ASS immer, Sauerstoff und Nitro eher nicht

DGIM 2024 Dr. Anna-Lena Krause

Allen Patienten mit akutem Koronarsyndrom sollte man sofort ASS geben. Allen Patienten mit akutem Koronarsyndrom sollte man sofort ASS geben. © Ali - stock.adobe.com

Allen Patienten mit Verdacht auf ein akutes Koronarsyndrom sollte man sofort ASS geben. Die Wirksamkeit entspricht der einer alleinigen Thrombolyse. Das gilt auch für diejenigen unter NOAK-Therapie.

Die erfreuliche Nachricht zum Herzinfarkt lautet: Die Inzidenz der Ereignisse nimmt ab. Als Gründe hierfür sind Pharmakotherapien und eine Verbesserung des Lebensstils anzunehmen. „Was aber nicht besser wird, ist die Geschlechterverteilung“, berichtete Prof. Thomas Voigtländer vom Agaplesion Bethanien Krankenhaus Frankfurt. Zwar nehme die Sterblichkeit aufgrund eines Myokardinfarkts insgesamt ab, aber die der Frauen sei noch viel zu hoch.

Das akute Koronarsyndrom umfasst instabile Angina pectoris, NSTEMI und STEMI. Die Diagnose erfolgt anhand der klinischen Symptomatik, des EKG-Befunds und des Troponinwerts. Zwar kann sich ein Infarkt bei Frauen anders äußern als bei Männern, doch die Angina pectoris bleibt bei beiden Geschlechtern das führende Symptom. Etwa 80 % der Betroffenen klagen über Brustenge und -schmerzen. Beim Troponintest ist zu beachten, dass jeder Hersteller seine eigenen Grenzwerte hat. Die Konzentrationsdifferenz nach einer Stunde, die das Vorliegen eines NSTEMI anzeigt, variiert je nach Art des Tests von 4 bis 100.

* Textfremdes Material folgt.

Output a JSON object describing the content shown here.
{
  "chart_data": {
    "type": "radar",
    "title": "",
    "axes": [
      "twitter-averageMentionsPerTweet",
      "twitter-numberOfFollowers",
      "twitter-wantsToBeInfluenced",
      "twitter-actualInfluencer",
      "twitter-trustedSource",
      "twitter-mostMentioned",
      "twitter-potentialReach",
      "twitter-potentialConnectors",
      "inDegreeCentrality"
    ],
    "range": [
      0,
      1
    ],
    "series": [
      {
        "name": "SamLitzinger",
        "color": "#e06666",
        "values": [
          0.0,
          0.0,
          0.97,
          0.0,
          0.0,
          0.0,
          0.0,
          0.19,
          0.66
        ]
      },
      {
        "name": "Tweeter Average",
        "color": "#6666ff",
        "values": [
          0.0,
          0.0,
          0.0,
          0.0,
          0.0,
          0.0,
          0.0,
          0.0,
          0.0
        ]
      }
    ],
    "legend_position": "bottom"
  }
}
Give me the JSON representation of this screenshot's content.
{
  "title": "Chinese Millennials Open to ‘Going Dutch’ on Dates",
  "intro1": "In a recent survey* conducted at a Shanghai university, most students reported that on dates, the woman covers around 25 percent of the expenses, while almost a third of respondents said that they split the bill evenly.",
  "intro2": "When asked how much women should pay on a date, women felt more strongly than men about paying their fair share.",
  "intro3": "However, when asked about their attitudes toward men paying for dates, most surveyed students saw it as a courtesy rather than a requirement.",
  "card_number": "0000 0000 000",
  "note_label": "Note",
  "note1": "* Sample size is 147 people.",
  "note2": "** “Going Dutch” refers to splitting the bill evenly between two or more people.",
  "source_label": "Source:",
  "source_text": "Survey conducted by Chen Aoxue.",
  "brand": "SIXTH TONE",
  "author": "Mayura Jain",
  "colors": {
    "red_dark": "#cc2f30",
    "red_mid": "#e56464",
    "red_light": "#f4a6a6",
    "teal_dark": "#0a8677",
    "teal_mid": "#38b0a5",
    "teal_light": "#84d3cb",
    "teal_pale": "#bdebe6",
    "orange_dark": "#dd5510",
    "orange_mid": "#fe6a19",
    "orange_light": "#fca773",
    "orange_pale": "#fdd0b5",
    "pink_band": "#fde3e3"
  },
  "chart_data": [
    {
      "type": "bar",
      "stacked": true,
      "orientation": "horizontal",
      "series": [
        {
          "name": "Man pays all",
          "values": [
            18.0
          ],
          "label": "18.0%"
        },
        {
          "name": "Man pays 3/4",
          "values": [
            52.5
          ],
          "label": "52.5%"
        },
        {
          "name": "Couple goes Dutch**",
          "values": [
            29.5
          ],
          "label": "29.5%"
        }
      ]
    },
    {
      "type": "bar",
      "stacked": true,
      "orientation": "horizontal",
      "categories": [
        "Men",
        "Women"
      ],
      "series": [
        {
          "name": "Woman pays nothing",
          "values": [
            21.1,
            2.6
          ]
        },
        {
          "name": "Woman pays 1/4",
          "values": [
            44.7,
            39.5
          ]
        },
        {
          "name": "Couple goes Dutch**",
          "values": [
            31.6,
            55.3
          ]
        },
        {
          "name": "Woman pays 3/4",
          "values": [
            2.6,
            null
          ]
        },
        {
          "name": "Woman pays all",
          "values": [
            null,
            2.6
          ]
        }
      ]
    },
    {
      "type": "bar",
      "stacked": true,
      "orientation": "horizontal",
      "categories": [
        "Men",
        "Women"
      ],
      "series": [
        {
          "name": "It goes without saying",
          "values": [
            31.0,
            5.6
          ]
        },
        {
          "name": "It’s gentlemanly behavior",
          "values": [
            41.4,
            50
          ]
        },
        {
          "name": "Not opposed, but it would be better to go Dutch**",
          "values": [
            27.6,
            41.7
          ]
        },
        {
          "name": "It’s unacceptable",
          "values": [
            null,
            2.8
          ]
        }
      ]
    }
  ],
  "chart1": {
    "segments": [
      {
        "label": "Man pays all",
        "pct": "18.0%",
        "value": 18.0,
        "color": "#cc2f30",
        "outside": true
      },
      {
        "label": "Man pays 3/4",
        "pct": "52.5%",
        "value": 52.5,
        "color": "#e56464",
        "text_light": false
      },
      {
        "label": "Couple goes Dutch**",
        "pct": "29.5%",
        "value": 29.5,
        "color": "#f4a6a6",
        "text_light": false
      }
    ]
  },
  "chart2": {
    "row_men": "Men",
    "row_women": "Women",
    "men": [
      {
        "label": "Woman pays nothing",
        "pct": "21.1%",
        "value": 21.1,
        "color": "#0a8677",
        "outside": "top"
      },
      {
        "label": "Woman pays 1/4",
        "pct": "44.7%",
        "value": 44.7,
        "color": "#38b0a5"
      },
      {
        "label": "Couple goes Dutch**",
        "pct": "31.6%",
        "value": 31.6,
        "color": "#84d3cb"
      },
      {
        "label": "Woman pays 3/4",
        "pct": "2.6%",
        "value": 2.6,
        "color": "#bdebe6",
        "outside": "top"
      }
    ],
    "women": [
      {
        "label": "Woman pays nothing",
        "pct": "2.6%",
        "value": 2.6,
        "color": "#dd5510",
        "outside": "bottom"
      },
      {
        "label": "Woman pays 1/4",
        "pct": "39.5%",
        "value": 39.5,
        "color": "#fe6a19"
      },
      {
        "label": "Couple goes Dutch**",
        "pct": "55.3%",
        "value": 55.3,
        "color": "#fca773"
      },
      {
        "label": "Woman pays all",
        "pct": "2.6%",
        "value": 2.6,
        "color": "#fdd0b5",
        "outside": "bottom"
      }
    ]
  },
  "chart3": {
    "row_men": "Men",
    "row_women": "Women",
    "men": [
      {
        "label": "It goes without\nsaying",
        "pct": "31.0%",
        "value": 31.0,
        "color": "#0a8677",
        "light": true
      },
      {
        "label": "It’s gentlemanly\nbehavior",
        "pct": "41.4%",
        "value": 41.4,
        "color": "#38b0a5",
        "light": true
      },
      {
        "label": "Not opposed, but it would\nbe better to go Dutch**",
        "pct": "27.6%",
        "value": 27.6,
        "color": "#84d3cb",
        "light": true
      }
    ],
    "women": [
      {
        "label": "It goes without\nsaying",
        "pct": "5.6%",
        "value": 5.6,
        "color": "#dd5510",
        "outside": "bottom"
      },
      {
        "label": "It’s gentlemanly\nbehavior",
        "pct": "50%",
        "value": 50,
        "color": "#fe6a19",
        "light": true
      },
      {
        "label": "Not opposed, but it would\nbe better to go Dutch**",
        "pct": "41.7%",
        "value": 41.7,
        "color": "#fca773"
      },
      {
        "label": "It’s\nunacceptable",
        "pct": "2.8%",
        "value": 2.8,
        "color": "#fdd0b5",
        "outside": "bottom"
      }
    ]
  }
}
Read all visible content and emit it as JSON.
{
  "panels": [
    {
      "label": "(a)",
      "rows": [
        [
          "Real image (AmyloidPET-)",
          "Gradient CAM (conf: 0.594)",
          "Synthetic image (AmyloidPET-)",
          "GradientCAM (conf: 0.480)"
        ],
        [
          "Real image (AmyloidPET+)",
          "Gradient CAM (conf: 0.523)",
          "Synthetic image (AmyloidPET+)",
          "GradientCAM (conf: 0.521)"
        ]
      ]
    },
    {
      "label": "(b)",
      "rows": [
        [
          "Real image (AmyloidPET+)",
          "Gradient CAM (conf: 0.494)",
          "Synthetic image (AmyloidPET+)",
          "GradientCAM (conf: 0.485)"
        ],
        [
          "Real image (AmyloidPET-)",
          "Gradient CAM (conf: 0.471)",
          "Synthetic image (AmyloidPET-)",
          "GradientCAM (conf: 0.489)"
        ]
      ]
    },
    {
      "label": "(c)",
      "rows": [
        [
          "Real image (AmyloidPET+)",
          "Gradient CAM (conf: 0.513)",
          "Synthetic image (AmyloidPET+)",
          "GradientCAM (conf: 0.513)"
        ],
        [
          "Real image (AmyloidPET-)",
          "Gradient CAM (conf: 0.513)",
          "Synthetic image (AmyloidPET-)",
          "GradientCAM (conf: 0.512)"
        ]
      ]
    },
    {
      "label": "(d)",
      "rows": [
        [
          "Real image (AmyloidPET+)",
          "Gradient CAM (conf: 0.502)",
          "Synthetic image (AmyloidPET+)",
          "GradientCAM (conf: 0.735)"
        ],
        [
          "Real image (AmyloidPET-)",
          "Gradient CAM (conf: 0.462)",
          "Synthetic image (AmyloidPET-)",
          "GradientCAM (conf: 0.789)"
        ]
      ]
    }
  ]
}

Für die Prähospitalversorgung von Patienten mit Verdacht auf ein akutes Koronarsyndrom gilt: Jeder bekommt sofort ASS – unabhängig davon, ob bereits ein NOAK eingenommen wird (s. Tabelle). Denn der Plättchenhemmer wirkt bei einem STEMI genauso gut wie eine alleinige Thrombolysetherapie. Zusätzlich erhalten laut der aktuellen ESC*-Leitlinie aus 2023 alle STEMI-Patienten Heparin. Es senkt die Sterbewahrscheinlichkeit, während das Blutungsrisiko im Mittel unverändert bleibt. Beim NSTEMI würde Prof. Voigtländer Heparin geben, wenn der NOAK-Spiegel gering ist, weil z.B. morgens Apixaban genommen wurde und der Infarkt am Abend stattfindet. 

Was tun beim akuten Koronarsyndrom?
InterventionEmpfehlung laut ESC-Leitlinie
ASS (150–300 mg p.o./i.v.)für alle
Heparin (70–100 I.U./kgKG i.v.)jeder mit STEMI, NSTEMI-Patienten nach individueller Risikoabschätzung
P2Y12-Inhibitorennicht in der Ersttherapie
Sauerstoffnicht bei O2-Sättigung > 90 %
Nitroglycerineher nicht empfohlen
Opioide/
Beruhigungsmittel
bei starken Schmerzen 
bzw. großer Angst erwägen
Betablockernur beim NSTEMI erwägen

Durch die Einnahme von P2Y12-Inhibitoren wie Clopidogrel, Ticagrelor oder Prasugrel lässt sich theoretisch zwar die Mortalität senken, jedoch wird dadurch die Durchführung eines operativen Eingriffs zumindest erschwert. Immerhin bekommen rund 12 % der NSTEMI-Patienten einen koronaren Bypass. Deshalb wird eine Vorbehandlung mit diesen Substanzen nicht empfohlen. Sie werden erst im Kathetherlabor im Rahmen einer Stentimplantation gegeben.

Die Entscheidung, ob sublinguales Nitrat verabreicht wird, überlässt die ESC-Leitlinie dem Ersthelfer. Es kann unter Umständen die Symptome lindern, hat aber keinen Einfluss auf die Mortalität. Patienten mit niedrigem Blutdruck, ausgeprägter Brady- bzw. Tachykardie, rechtsventrikulärem Infarkt oder ausgeprägter Aortenklappenstenose sollten es nicht bekommen. Die Sauerstoffgabe bei einer O2-Sättigung von > 90% hingegen ist eindeutig verboten, da sie der Mikrovaskulatur und dem Endothel im Infarktgefäß schaden kann. Opioide oder Beruhigungsmittel können bei starken Schmerzen bzw. großer Angst zum Einsatz kommen. Betablocker sind nur bei Patienten mit STEMI zu erwägen.